[Note: I wrote a cover story for Friday's G section of the Boston Globe, you can read it here. Look for more in this space next week about the Festival, Bobcat Goldthwait, Tony V., and Erin Judge.]
When I first saw Lewis Black in person, he was playing the Comedy Palace, part of the Grill 93 in Andover, in February of 2000. It was a weekend gig, and a snow storm had kept most people away, so there were only a handful of people in the audience – maybe twenty or twenty-five. That was also the first time I saw Boston Comedy Festival founder Jim McCue, who was middling (Dave Russo opened the show).
According to Black, that may have been the gig where he first met McCue, but he says I’ll have to ask McCue. “He keeps track of that stuff like a girl,” says Black. Despite Black’s claim, McCue doesn’t remember exactly, but places it around that time. And it turned out to be a lasting relationship.
About a year after that gig, Lewis Black happened to be in town for a corporate gig, and wound up headlining and hosting a show at the old Comedy Connection as part of the fledgling Boston Comedy Festival. McCue liked to tell the story at the time that Black charged him a hamburger for the gig. “Pretty much, it’s always been that,” says Black.
I remember sitting across from the table from Black at the Connection as he nearly coughed up a lung laughing at Larry Lee Lewis and some other local performers. “That’s the best thing about Lewis is, you can always hear him laughing,” says McCue. “A lot of comedians don’t laugh, they stare and they analyze. But he really belly laughs when he thinks something’s funny. Which is nice.”
Then in 2005, Lewis Black did the first of his headlining shows for the Festival at the Emerson Cutler-Majestic, bringing on some of his favorite comedians and hosting the show. His presence for that show and the following Festival lent the operation some credibility, according to McCue. “We were able to do those Lewis Black and Friends shows, so that opened up a lot of things,” he says.
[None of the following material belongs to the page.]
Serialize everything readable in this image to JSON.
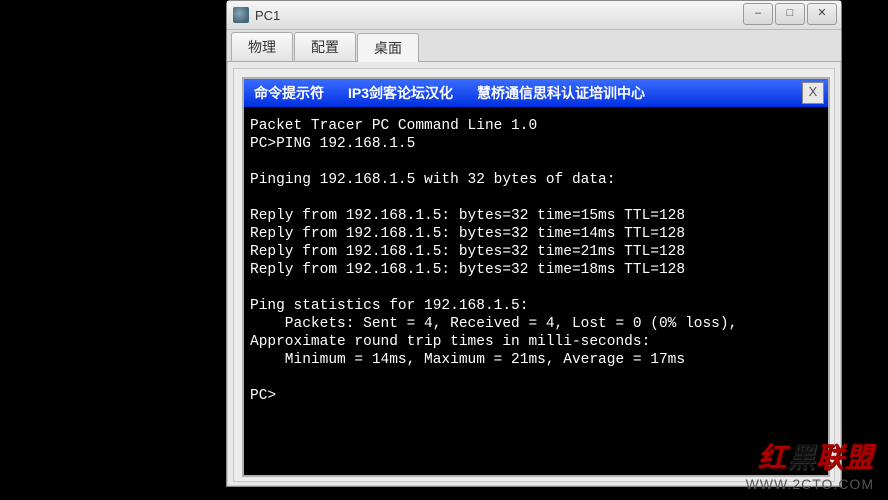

Black is playing the Wang Theatre tonight as part of the official kick-off for the tenth edition of the Boston Comedy Festival. And his roots here go back even further than that. He remembers being in a regular revue at Harvard’s A.R.T. in the early 90s called Media Muck. Between gigs, he would get out to play anywhere he could, including Nick’s Comedy Stop, the Grill 93, and Catch A Rising star, where he played regularly once Media Much was done.
“It used to be you could just work Boston and make a living,” says Black. “And so many good comics came out of there. And my affinity to it is, I kind of feel like that’s where I came into my own.”
His schedule doesn’t permit going to see many shows these days, but back in his early days, we would catch Boston comics like Kenny Rogerson, Tony V., Don Gavin, Nick DiPaolo, and Jonathan Katz when he was in town. “I generally like Boston comedy because it’s in your face and it’s funny,” he says. “It’s just flat-out, they’re funny.”
Which is why he likes supporting the Boston Comedy Festival. “Outside of the TBS thing now, there’s so few festivals,” says Black. “Boston was the comedy Mecca for so long. It just makes sense.”